Lot Essay
This small pair of genre scenes likely constitute Paulus Potter’s earliest surviving works. Signed and dated 1640, they were produced a year before Paulus’ large-scale Christ and the Samaritan Woman (present location unknown), which has traditionally been regarded as the artist’s earliest painting. Paulus, still only in his mid-teens, was then resident in Amsterdam (he would relocate to Haarlem in 1642 to apprentice with Jacob de Wet), in which place he would have been exposed to similar paintings by his father, Pieter, as well as artists like Pieter Jansz.
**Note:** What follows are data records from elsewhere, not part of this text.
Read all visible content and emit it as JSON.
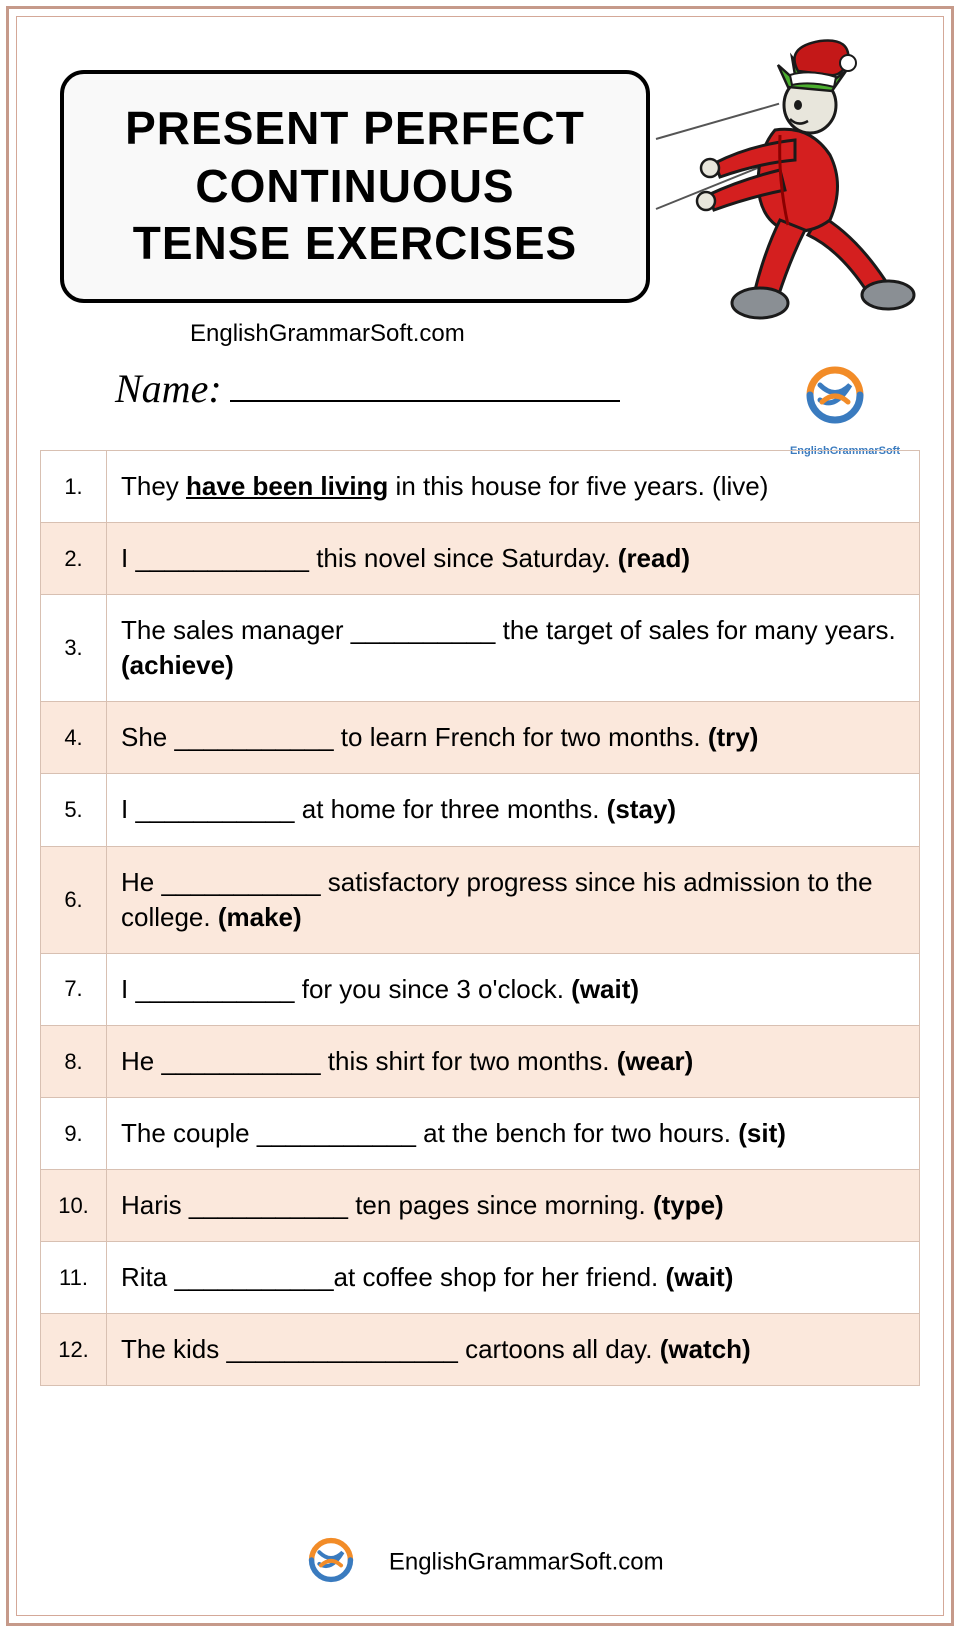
{
  "page": {
    "outer_border_color": "#c69a8a",
    "inner_border_color": "#d4a898",
    "background_color": "#ffffff"
  },
  "title": {
    "line1": "PRESENT PERFECT",
    "line2": "CONTINUOUS",
    "line3": "TENSE EXERCISES",
    "box_bg": "#f9f9f9",
    "box_border": "#000000",
    "font_size": 46
  },
  "subtitle": "EnglishGrammarSoft.com",
  "name_label": "Name:",
  "logo": {
    "text": "EnglishGrammarSoft",
    "text_small": "EnglishGrammarSoft",
    "arc1_color": "#f28c28",
    "arc2_color": "#3a7bbf"
  },
  "character": {
    "suit_color": "#d41f1f",
    "hair_color": "#4caf2f",
    "hat_color": "#c41818",
    "hat_trim": "#ffffff",
    "shoe_color": "#8a8f94",
    "skin_color": "#e8e6dc",
    "outline_color": "#1a1a1a"
  },
  "table": {
    "border_color": "#d8c0b2",
    "alt_row_bg": "#fbe8dc",
    "font_size": 26,
    "num_font_size": 22,
    "num_col_width": 66
  },
  "rows": [
    {
      "n": "1.",
      "pre": "They ",
      "answer": "have been living",
      "post": " in this house for five years. (live)",
      "alt": false,
      "has_answer": true,
      "hint_bold": false
    },
    {
      "n": "2.",
      "pre": "I ",
      "blank": "____________",
      "post": " this novel since Saturday. ",
      "hint": "(read)",
      "alt": true
    },
    {
      "n": "3.",
      "pre": "The sales manager ",
      "blank": "__________",
      "post": " the target of sales for many years. ",
      "hint": "(achieve)",
      "alt": false
    },
    {
      "n": "4.",
      "pre": "She ",
      "blank": "___________",
      "post": " to learn French for two months. ",
      "hint": "(try)",
      "alt": true
    },
    {
      "n": "5.",
      "pre": "I ",
      "blank": "___________",
      "post": " at home for three months. ",
      "hint": "(stay)",
      "alt": false
    },
    {
      "n": "6.",
      "pre": "He ",
      "blank": "___________",
      "post": " satisfactory progress since his admission to the college. ",
      "hint": "(make)",
      "alt": true
    },
    {
      "n": "7.",
      "pre": "I ",
      "blank": "___________",
      "post": " for you since 3 o'clock. ",
      "hint": "(wait)",
      "alt": false
    },
    {
      "n": "8.",
      "pre": "He ",
      "blank": "___________",
      "post": " this shirt for two months. ",
      "hint": "(wear)",
      "alt": true
    },
    {
      "n": "9.",
      "pre": "The couple ",
      "blank": "___________",
      "post": " at the bench for two hours. ",
      "hint": "(sit)",
      "alt": false
    },
    {
      "n": "10.",
      "pre": "Haris ",
      "blank": "___________",
      "post": " ten pages since morning. ",
      "hint": "(type)",
      "alt": true
    },
    {
      "n": "11.",
      "pre": "Rita ",
      "blank": "___________",
      "post": "at coffee shop for her friend. ",
      "hint": "(wait)",
      "alt": false
    },
    {
      "n": "12.",
      "pre": "The kids ",
      "blank": "________________",
      "post": " cartoons all day. ",
      "hint": "(watch)",
      "alt": true
    }
  ],
  "footer_text": "EnglishGrammarSoft.com"
}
Quast, who lived in the metropolis until 1634 and would return in 1641. While Pieter is known to have produced similar genre paintings, the signatures on this pair most closely compare with those subsequently used by Paulus.
A note on the provenance:
Born in 1821 in Münster, North Rhine-Westphalia, Wilhelm Hüffer moved to Paris in his early twenties to join leading investment and trading firm J.-P. Pescatore, rising to partner status a decade later. At the outbreak of the Franco-Prussian War, Hüffer relocated to Rome where he settled at the Palazzo Borghese and established himself amongst Capitolini high society, even receiving the honorary title of Baron. In 1879, Hüffer bought a plot of land on the Via Nazionale and commissioned the French architect Jules Pellechet to build him a neoclassical palace, where the present works once hung amongst his remarkable collection of paintings, sculpture and decorative arts. Today the Villino Hüffer is owned by the Bank of Italy.